The bat 11 is prepared for manufacture by cutting a conventional bat 11 across its principal axis to form a separate grip portion 13 and a head portion 12. Then axial openings are provided in the ends of the portions 12 and 13 at the cut. A spring 19 is then inserted in the openings so as to bridge the gap 15 between the portions 12 and 13 to establish an articulated joint 18 normally holding the bat 11 and its portions 12 and 13 in axial alignment. Fastener elements are inserted to secure the spring 19 against torsional or axial displacement by passing the fasteners through the grip portion 13 and head portion 12 and through the respective openings 17 and 16 and passing through the axial center line of the bat 11. The fastening is made firm by a potting 21 resin such as epoxy resin with suitable hardener poured into the openings 16 and 17 and hardened and cured in situ imbedding the fasteners and ends of the spring 19 while adhering to the walls of the openings 16 and 17. The bumpers 22 and keepers 23 are applied adjacent the gap or separation 15 and are secured in place in prevention of "pinching".

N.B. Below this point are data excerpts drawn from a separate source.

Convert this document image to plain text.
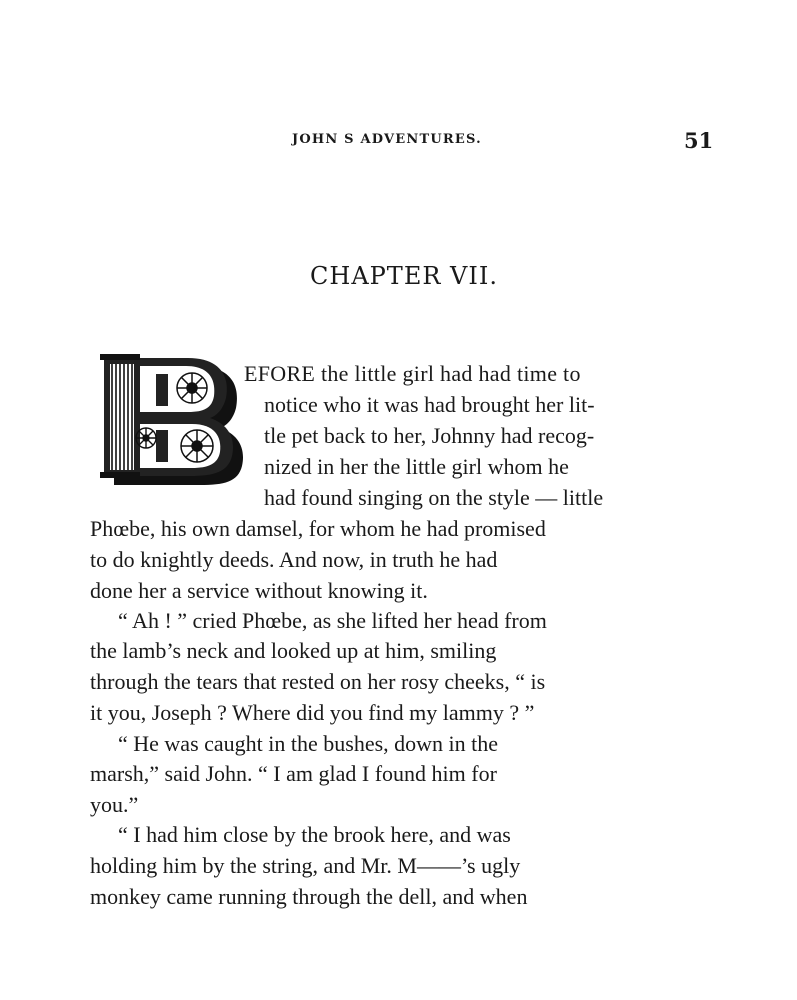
JOHN S ADVENTURES.	51
CHAPTER VII.
EFORE the little girl had had time to
notice who it was had brought her lit-
tle pet back to her, Johnny had recog-
nized in her the little girl whom he
had found singing on the style — little
Phœbe, his own damsel, for whom he had promised
to do knightly deeds. And now, in truth he had
done her a service without knowing it.
“ Ah ! ” cried Phœbe, as she lifted her head from
the lamb’s neck and looked up at him, smiling
through the tears that rested on her rosy cheeks, “ is
it you, Joseph ? Where did you find my lammy ? ”
“ He was caught in the bushes, down in the
marsh,” said John. “ I am glad I found him for
you.”
“ I had him close by the brook here, and was
holding him by the string, and Mr. M——’s ugly
monkey came running through the dell, and when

The strength and weight of the springs 19 is a matter of choice and selection. The material in the spring 19, as illustrated, was steel. Other spring materials may be used provided adequate rigidity is available and rugged serviceability. The bats 11 may be made from metal, wood or plastic and may be hollow, selectively weighted or of variant selected length. Similarly the bats 11 may have various heads for sports other than baseball as seen in cricket bats and golf clubs, for example.
In usage the practice bat of the present invention enables the batter to understand that the top hand drives the head of the bat in front of the body and forces both hands to work together in imparting an increase in velocity to the bat at an appropriate point to result in a more powerful swing. The power thus developed in the dynamics of moving the bat at the grip results in a transfer of energy to the ball on contact with the bat.
Having thus described my invention, others skilled in the art will readily appreciate improvements, modifications and changes and such improvements, modifications and changes are intended to be included within the spirit of the present invention limited only by the scope of the hereinafter appended claims.